J’ouvre le huis clos psychiatrique
Dans un premier ouvrage saisissant, Treize use de son écriture façonnée par la poésie et la frontalité des scènes de rap et slam pour se réapproprier son histoire et raconter dix années de violences psychiatrique. Un récit personnel très fort, dérangeant, au creux duquel en penser bien d’autres. Il rend compte de la brutalité structurelle de l’institution psychiatrique et du pouvoir des psychiatres. Un texte littéraire puissant et libérateur, où l’oralité et la musicalité servent un propos très politique et une parole rare.
« J’ai passé dix ans au pays psychiatrique, ma vingtaine. Années pendant lesquelles j’ai le corps bourré de chimie, la tête écrasée dans l’emprise des discours des psychiatres, une peur XXL verrouillée dans le ventre. Dans ce récit j’ouvre une fenêtre sur un espace qui est tout le temps clos : celui de l’hôpital psychiatrique et des violences qu’on y croise et subit, celui des consultations qui dissocient deux mondes bien distincts. D’un côté, les psychiatrisés, de l’autre, ceux qui possèdent les droits de dominer. Un espace dans lequel l’abus de pouvoir bat son plein. C’est cette histoire-là que je raconte. J’ai des soucis de santé mentale, j’en avais avant la psychiatrie, j’en ai encore aujourd’hui et je surveille ma tête comme on veille le lait sur le feu. Pour me sentir plus forte j’ai eu besoin de trouver comment dire avec justesse ma propre histoire, et j’ai eu envie d’un récit collé au plus près de l’intime pour que d’autres s’y retrouvent. Ce livre vient d’un désir de mise en commun : pour une fois, les transmissions d’informations utiles se font de notre côté à nous. J’ai écrit pour que nous nous sentions moins seuls, j’ai écrit dans la crudité des événements, sans lisser les faits, sans tenter de minimiser leur cruelle portée.«
Un récit chargé qui fait pourtant comme une bouffée d’air.
Eric Lotterie, infirmier en psychiatrie à l'hôpital de Niort, dit "Merci TREIZE" "Treize transpire ses neuroleptiques à pleine page et tente dans un ultime blackboulage de se défaire du garrot innommable.
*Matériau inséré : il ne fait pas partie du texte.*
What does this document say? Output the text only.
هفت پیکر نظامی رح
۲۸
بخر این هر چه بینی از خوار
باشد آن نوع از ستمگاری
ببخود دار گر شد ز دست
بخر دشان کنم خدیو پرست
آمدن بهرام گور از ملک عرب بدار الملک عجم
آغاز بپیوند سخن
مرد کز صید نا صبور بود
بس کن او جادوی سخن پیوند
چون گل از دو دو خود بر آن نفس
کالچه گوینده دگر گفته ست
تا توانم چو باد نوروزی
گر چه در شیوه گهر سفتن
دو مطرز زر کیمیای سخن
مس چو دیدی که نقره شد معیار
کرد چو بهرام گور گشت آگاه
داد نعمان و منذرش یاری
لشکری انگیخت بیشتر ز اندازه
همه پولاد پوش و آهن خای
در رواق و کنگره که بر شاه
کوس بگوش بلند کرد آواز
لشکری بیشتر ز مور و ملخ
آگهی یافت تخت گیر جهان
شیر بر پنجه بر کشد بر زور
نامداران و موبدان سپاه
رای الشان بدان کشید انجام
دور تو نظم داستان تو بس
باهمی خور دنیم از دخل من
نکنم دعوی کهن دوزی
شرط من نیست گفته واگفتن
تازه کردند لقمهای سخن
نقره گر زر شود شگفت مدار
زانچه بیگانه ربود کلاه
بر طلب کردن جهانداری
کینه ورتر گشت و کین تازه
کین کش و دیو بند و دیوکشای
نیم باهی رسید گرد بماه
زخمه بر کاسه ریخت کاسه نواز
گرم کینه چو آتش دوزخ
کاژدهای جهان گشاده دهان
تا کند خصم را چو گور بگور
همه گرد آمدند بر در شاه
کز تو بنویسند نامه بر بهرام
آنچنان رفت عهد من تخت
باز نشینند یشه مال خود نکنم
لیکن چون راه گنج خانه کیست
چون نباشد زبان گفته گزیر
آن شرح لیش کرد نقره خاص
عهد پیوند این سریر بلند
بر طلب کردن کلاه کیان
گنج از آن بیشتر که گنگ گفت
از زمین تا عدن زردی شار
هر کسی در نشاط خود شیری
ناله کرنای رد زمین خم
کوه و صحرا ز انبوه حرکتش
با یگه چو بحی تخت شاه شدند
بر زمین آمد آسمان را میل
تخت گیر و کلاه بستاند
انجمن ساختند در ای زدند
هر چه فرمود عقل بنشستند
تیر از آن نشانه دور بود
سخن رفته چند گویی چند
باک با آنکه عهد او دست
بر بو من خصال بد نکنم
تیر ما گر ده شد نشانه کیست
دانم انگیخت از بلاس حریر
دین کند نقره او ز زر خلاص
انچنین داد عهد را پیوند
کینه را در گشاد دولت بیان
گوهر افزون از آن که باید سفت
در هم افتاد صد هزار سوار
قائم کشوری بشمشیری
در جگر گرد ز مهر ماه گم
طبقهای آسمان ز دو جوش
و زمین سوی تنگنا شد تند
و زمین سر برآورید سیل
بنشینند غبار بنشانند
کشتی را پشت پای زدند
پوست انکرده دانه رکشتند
Cette mercuriale, férocement sentie, jetée à la face des administrateurs, bien comptant, de l'hôpital psychiatrique a secoué bigrement les assises tranquilles de mes asiles intellectuels. Un coup-de-poing dans le bide comme des pieds dans le plat aux allures de pavé dans la vitrine. Merci Treize de me renvoyer à la face ce à quoi je tente désespérément d'échapper. Merci de me rappeler que les espoirs et le rêve que j'ai mis dans l'entreprise de mes combats ne sont peut-être que des chimères. Hô je n'était pas vraiment dupe, ce qui aurait été bien plus simple, mais à la lecture de votre musique tourmentée, la (ma) réalité me rattrape. Mon costume de chevalier blanc a pris du Nozinan dans l'aile. Mon art ne serait que Gactil et mes gesticulations sémantiques, futiles et névrotiques. Je le sais depuis le début, avec mon profil de Sancho de la Panza... les moulins du néolibéralisme ne me souffleront jamais au nez que des paradigmes totalitaires. Étudiants infirmiers de tout poils, infirmiers diplômés, psychiatres et psychologues, politiciens et assistantes sociale, humains de tout bords et que sais-je encore, lisez ce livre ! L'idée serait que chacun en persuade treize autres de le lire à son tour."
• Treize, La découverte, coll. Cahier libre, février 2023, 16,50 euros.